Cottonwood seeds on Dog noses, blooming Desert Willows, Sparrows chasing Doves

Sat Jun 19th 2010 Field Log

Awaking at dawn, the words “take a walk” boomed out from within me today. So lucky we are to live in the old farming area along the rio here in north central Nuevo Mexico. Short walk in the coolness of mid June morn – along irrigation ditch:

our dog’s great nose picked up a whole lotta cotton, especially as it lingered on the low lying cottonwood leaves where I saw the delicate track of Crayfish – are they trying to climb trees?

the shade between 8:30 and 9 am is plentiful on the east road of the ditch.

the reflection in the ditch water so clear of the blue sky and green tree leaves.

folks really do make their yards into havens in this last bit of town before the river bends back east – beautiful flowers, pathways, fields, critters.

the Desert Willow blossoms were right at my own nostril level at narrow passageway from ditch to street and they sure have a distinct pleasant scent. Plus beautiful shape and subtle colors on white backgrounds.

plentiful Doves and Sparrows here – witnessed that one of each were flying together with the smaller bird seeming more the lead before they ended up next to each other on power line.


3 Responses to “Cottonwood seeds on Dog noses, blooming Desert Willows, Sparrows chasing Doves”

  1. June 21, 2010 at 5:30 am

    C.C.: What a piece of composition on your field log. I like the opportunity to see so many different aspects on your walk. The cottonwoods I always associate with New Mexico. They can be so big and the seeds on the dog’s nose — I can visualize the scene. Track of the crayfish — title for your next novella? The water. I envy you in such a good way. Such a precious commodity, the water. The scent of the willow. I miss a lot the scents when it gets hot here in west Texas. But when it rains, I can pick up scents. Excellent post!

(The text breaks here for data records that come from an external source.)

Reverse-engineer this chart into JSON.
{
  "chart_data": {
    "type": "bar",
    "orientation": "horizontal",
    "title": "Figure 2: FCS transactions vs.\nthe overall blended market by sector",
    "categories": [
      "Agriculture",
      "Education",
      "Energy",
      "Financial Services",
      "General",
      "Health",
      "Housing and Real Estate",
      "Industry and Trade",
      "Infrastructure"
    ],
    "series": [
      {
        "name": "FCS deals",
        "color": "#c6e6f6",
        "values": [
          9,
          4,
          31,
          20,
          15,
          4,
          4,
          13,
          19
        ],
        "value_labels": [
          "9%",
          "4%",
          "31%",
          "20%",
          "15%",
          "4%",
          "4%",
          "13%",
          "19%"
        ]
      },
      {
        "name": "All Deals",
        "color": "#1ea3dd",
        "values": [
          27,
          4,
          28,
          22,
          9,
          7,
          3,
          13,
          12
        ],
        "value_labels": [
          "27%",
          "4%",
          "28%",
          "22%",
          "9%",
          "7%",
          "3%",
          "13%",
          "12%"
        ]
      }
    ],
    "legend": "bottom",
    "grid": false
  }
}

    • June 21, 2010 at 8:05 pm

      You all have the humidity that’s higher – could that be the ingredient that makes scents harder to pick up?

      So, you all must have to pump your water, right? I wonder if you are on the edge of that big aquifer like we are … Oglala is it?

      Nothin’ like a ditch.

      • June 22, 2010 at 6:18 am

        C.C.: Yes, the humidity is higher and it’s drier — the browning of grasses has already occurred.

        We get water from a cooperative out here — Barton Creek Water Cooperative. Barton Creek is about two-tenths of a mile south of us. Our Salt Creek runs into it — both are intermittent. The runoff is caught in a number of catch ponds or small lakes in a 10 mile by 10 mile area, then pumps are used to send the water to us. Only about 600 ranches and homes use the Coop. Sub-surface water around in this valley is virtually non-existent. No well water. I have a small well, but the water is brackish and not potable and it dries up in June.

        The Oglalla aquifer is north of us — about three hours on the Caprock. When I lived in Amarillo, I drilled a well into it…sweet water. Wished it was here. Course, if wishes were horses, beggars would ride them.

        I’ve thought about running for the water board. But if they found out my politics, I’d probably lose.

        Good to discourse with you, C.C. Makes my day much better to talk with you about the land and water and birds and people and art.